The end of the food company that makes Wonder Bread, Hostess Twinkies and CupCakes, Ho Hos and fried pies means something important to Carol Moody of Akron.
“Childhood is gone,” the 66-year-old Akron woman said Friday after buying a shopping cart full of bread and goodies from the Wonder Hostess Bakery Outlet store on Canton Road in Ellet.
“These were the things your parents brought home,” she said. “It was a big deal for you.”
On the day when 82-year-old Hostess Brands Inc. shut down following a nationwide strike by bakery workers, bread and sweets were being grabbed by a long line of customers from the shelves throughout the day.
Twinkies had been missing from the shelves since Hostess Brands workers went on strike last week.
Barbara Mayes, 65, of Springfield Township, bought bread, selling for 99 cents a loaf, for Thanksgiving stuffing.
“My heart goes out to all of them,” she said of her concern for the workers at Hostess facilities.
Another shopper, Dave Young, 75, a retired teacher and baseball and basketball coach at Tallmadge High School, bought several boxes of Hostess CupCakes to put in his freezer.
“I am just sad,” he said of the situation. “I’ve always loved their products.”
The only worker at the store said she was not authorized to speak to the media.
Regular customer Anita Leibert, 49, bought some bread. “I hate to see them go,” she said.
What would she think of a world without Twinkies? “Maybe I’ll lose a few pounds,” she said.
Another shopper, who would not give her name, said she used to buy baked goods at the outlet store near the University of Akron.
The Hostess Brands Wonder Bread bakery on Forge Street closed in 2010, as well as the outlet store on Mill Street.

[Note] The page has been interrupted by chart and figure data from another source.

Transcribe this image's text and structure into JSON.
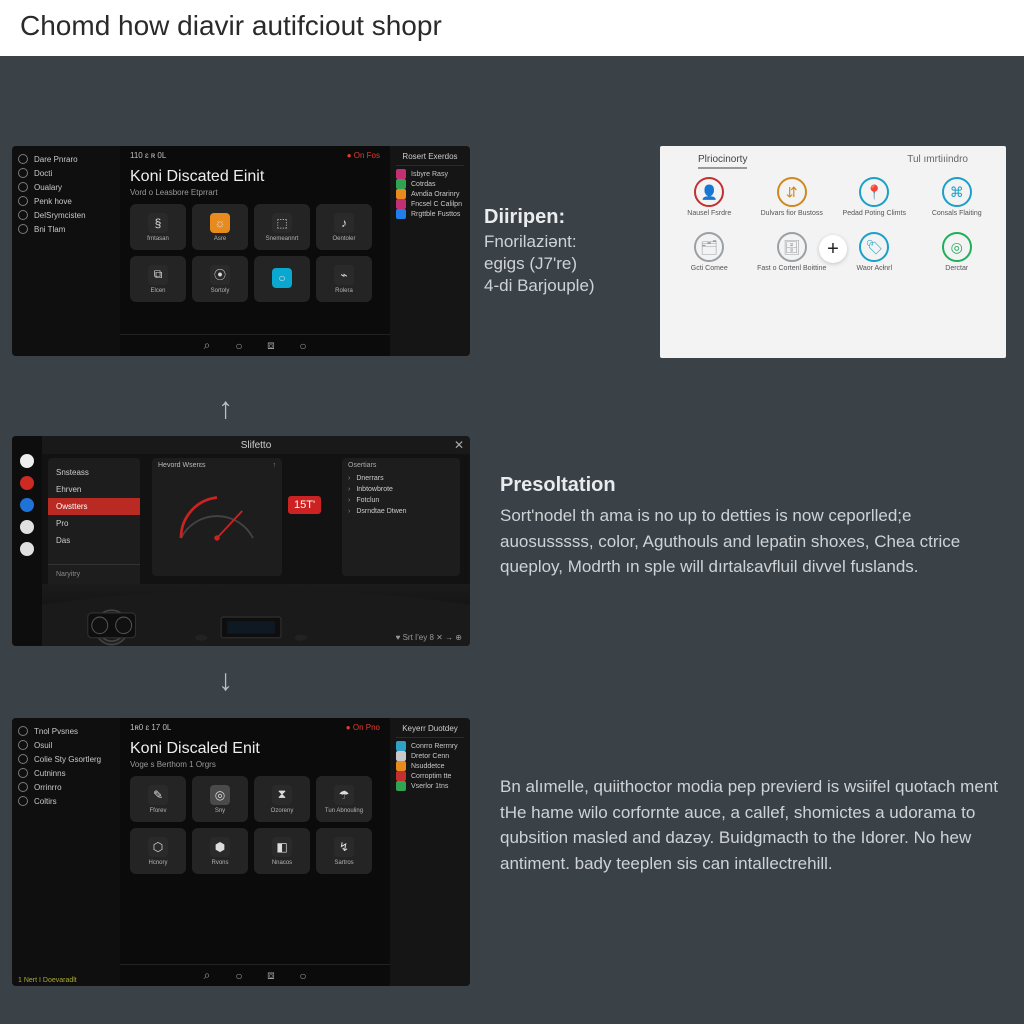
{
  "header": {
    "title": "Chomd how diavir autifciout shopr"
  },
  "copyA": {
    "heading": "Diiripen:",
    "line1": "Fnorilaziənt:",
    "line2": "egigs (J7're)",
    "line3": "4-di Barjouple)"
  },
  "copyB": {
    "heading": "Presoltation",
    "body": "Sort'nodel th ama is no up to detties is now ceporlled;e auosusssss, color, Aguthouls and lepatin shoxes, Chea ctrice queploy, Modrth ın sple will dırtalɛavfluil divvel fuslands."
  },
  "copyC": {
    "body": "Bn alımelle, quiithoctor modia pep previerd is wsiifel quotach ment tHe hame wilo corfornte auce, a callef, shomictes a udorama to qubsition masled and dazəy. Buidgmacth to the Idorer. No hew antiment. bady teeplen sis can intallectrehill."
  },
  "panelA": {
    "bg": "#0b0b0b",
    "sidebar_items": [
      "Dare Pnraro",
      "Docti",
      "Oualary",
      "Penk hove",
      "DelSrymcisten",
      "Bni Tlam"
    ],
    "top_left": "110 ɛ ʀ 0L",
    "top_right_red": "On Fos",
    "rightcol_header": "Rosert Exerdos",
    "title": "Koni Discated Einit",
    "subtitle": "Vord o Leasbore Etprrart",
    "tiles": [
      {
        "label": "frntasan",
        "icon": "§",
        "bg": "#2a2a2a"
      },
      {
        "label": "Asre",
        "icon": "☼",
        "bg": "#e88b1f"
      },
      {
        "label": "Snemeannrt",
        "icon": "⬚",
        "bg": "#2a2a2a"
      },
      {
        "label": "Oentoler",
        "icon": "♪",
        "bg": "#2a2a2a"
      },
      {
        "label": "Elcen",
        "icon": "⧉",
        "bg": "#2a2a2a"
      },
      {
        "label": "Sortoly",
        "icon": "⦿",
        "bg": "#2a2a2a"
      },
      {
        "label": "",
        "icon": "○",
        "bg": "#0aa7d1"
      },
      {
        "label": "Rolera",
        "icon": "⌁",
        "bg": "#2a2a2a"
      }
    ],
    "right_items": [
      {
        "label": "Isbyre Rasy",
        "color": "#c23072"
      },
      {
        "label": "Cotrdas",
        "color": "#2fa351"
      },
      {
        "label": "Avndia Orarinry",
        "color": "#e88b1f"
      },
      {
        "label": "Fncsel C Calilpn",
        "color": "#c23072"
      },
      {
        "label": "Rrgttble Fusttos",
        "color": "#1f7fe8"
      }
    ],
    "bottom_icons": [
      "⌕",
      "○",
      "⧈",
      "○"
    ]
  },
  "panelB": {
    "title": "Slifetto",
    "rail_colors": [
      "#eeeeee",
      "#cc2a22",
      "#1f72d6",
      "#e0e0e0",
      "#e0e0e0"
    ],
    "menu": [
      "Snsteass",
      "Ehrven",
      "Owstters",
      "Pro",
      "Das"
    ],
    "menu_selected_index": 2,
    "menu_footer": "Naryitry",
    "gauge": {
      "hdr_left": "Hevord Wserɛs",
      "hdr_right": "↑",
      "arc_color": "#c22",
      "needle_deg": -25
    },
    "badge": "15T'",
    "list_header": "Osertiars",
    "list": [
      "Dnerrars",
      "Inbtowbrote",
      "Fotclun",
      "Dsrndtae Dtwen"
    ],
    "footer": "♥ Srt I'ey  8 ✕ → ⊕",
    "close": "✕"
  },
  "panelC": {
    "sidebar_items": [
      "Tnol Pvsnes",
      "Osuil",
      "Colie Sty Gsortlerg",
      "Cutninns",
      "Orrinrro",
      "Coltirs"
    ],
    "top_left": "1ʀ0 ɛ 17 0L",
    "top_right_red": "On Pno",
    "rightcol_header": "Keyerr Duotdey",
    "title": "Koni Discaled Enit",
    "subtitle": "Voge s Berthom 1 Orgrs",
    "tiles": [
      {
        "label": "Fforev",
        "icon": "✎",
        "bg": "#2a2a2a"
      },
      {
        "label": "Sny",
        "icon": "◎",
        "bg": "#4a4a4a"
      },
      {
        "label": "Ozoreny",
        "icon": "⧗",
        "bg": "#2a2a2a"
      },
      {
        "label": "Tun Abnouling",
        "icon": "☂",
        "bg": "#2a2a2a"
      },
      {
        "label": "Hcnory",
        "icon": "⬡",
        "bg": "#2a2a2a"
      },
      {
        "label": "Rvons",
        "icon": "⬢",
        "bg": "#2a2a2a"
      },
      {
        "label": "Nnacos",
        "icon": "◧",
        "bg": "#2a2a2a"
      },
      {
        "label": "Sartros",
        "icon": "↯",
        "bg": "#2a2a2a"
      }
    ],
    "right_items": [
      {
        "label": "Conrro Rerrnry",
        "color": "#2fa3c7"
      },
      {
        "label": "Dretor Cenn",
        "color": "#c9c9c9"
      },
      {
        "label": "Nsuddetce",
        "color": "#e88b1f"
      },
      {
        "label": "Corroptim tte",
        "color": "#c23030"
      },
      {
        "label": "Vserlor 1tns",
        "color": "#2fa351"
      }
    ],
    "footer_small": "1 Nert I Doevaradlt"
  },
  "panelD": {
    "tabs": [
      "Plriocinorty",
      "Tul ımrtiıindro"
    ],
    "plus": "+",
    "cells": [
      {
        "cap": "Nausel Fsrdre",
        "icon": "👤",
        "border": "#c23030"
      },
      {
        "cap": "Dulvars fior Bustoss",
        "icon": "⇵",
        "border": "#d08820"
      },
      {
        "cap": "Pedad Poting Climts",
        "icon": "📍",
        "border": "#1aa0c9"
      },
      {
        "cap": "Consals Flaiting",
        "icon": "⌘",
        "border": "#1aa0c9"
      },
      {
        "cap": "Gcti Comee",
        "icon": "🗂",
        "border": "#9aa0a4"
      },
      {
        "cap": "Fast o Cortenl Boittine",
        "icon": "🗄",
        "border": "#9aa0a4"
      },
      {
        "cap": "Waor Acłnrl",
        "icon": "🏷",
        "border": "#1aa0c9"
      },
      {
        "cap": "Derctar",
        "icon": "◎",
        "border": "#1fae5a"
      }
    ]
  }
}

Officials from Hostess Brands could not be reached for comment.
On its website, the company said, “We are sorry to announce that Hostess Brands Inc. has been forced by a Bakers Union strike to shut down all operations and sell all company assets. For more information, go to www.hostessbrands.info. Thank you for all of your loyalty and support over the years.”
In a news release, the company said it has about 21,000 employees and operates 39 bakeries, 6,000 delivery routes, 600 distribution centers and 700 bakery outlet stores. In addition, the company delivers to more than 50,000 customers a day.
At Dave’s Market at 871 E. Exchange St. in Akron, bread route salesman Jim Nuznoff was restocking Wonder, Home Pride Buttertop Wheat and Beefsteak rye breads as part of his normal routine.
Deliverer isn’t surprised
Friday, however, was anything but normal for the 59-year-old Tallmadge resident. Nuznoff spent the day saying goodbye to the customers he has served for the past 15 years working for Hostess.
“I’m on vacation next week. I don’t expect to have a job by the time I come back,” he said.
Nuznoff said he wasn’t completely surprised. “We’ve been bankrupt twice,” he said, referring to Hostess’ former corporate name of Interstate Brands.
Nuznoff said he delivers to Dave’s five days a week on his bread route, which includes seven large grocery stores and seven smaller markets.
He agreed that it would seem strange not to see Hostess items like Wonder Bread and Twinkies on store shelves. “You expect it to be there whether you buy it or not,” he said.
However, he said it is likely that someone would buy the brands and continue to produce the iconic breads and snack cakes.
Nuznoff works out of the Hostess headquarters at 1500 Firestone Parkway. A man answering the phone at the headquarters, who refused to identify himself because he was not authorized to speak on behalf of the company, said about 20 employees work out of the Akron location, most of whom are delivery route drivers and members of the Teamsters.
Nuznoff, a Teamster, said his union recently agreed to take contract concessions, including an 8 percent pay cut, and assume a larger portion of their health-care costs. The pay cut amounted to $4,000 for Nuznoff, he said.
“They gave the bakers an ultimatum,” he said. “We took the cuts.”
Bakers refused to accept the cuts and went on strike, prompting the company’s move to dissolve.
Nuznoff said he has an interview next week for a job as a temporary delivery route driver at FedEx over the holidays. After that, he wasn’t sure about his future.
For at least 20 years, Margaret Badgett, 68, of Lakemore, had been a regular shopper at the outlet store in Ellet.
On Friday, she bought some bread and CupCakes. “I feel bad,” she said.
She, too, was asked to imagine America without Twinkies. “I don’t know how that is going to work,” she said.
Shopper Carol Moody said she and her husband, Bill, decided to stock up after hearing the news Friday morning about the shutdown of the company.
They bought a lot of sweets to freeze for eight grandchildren and three great-grandchildren.
“It does feel like the end of childhood,” she said, “It’s like, now what? You can’t pass it on to your grandkids. It is not here anymore.”
Jerry Finnell, 79, of Akron, was a driver and salesman for the company. “Those 29 years I had were great years,” Finnell said. “I worked my butt off. We had a great product and I was proud to be associated with it.”
Shutting down the company, he said, “will be a hell of a loss to the public.”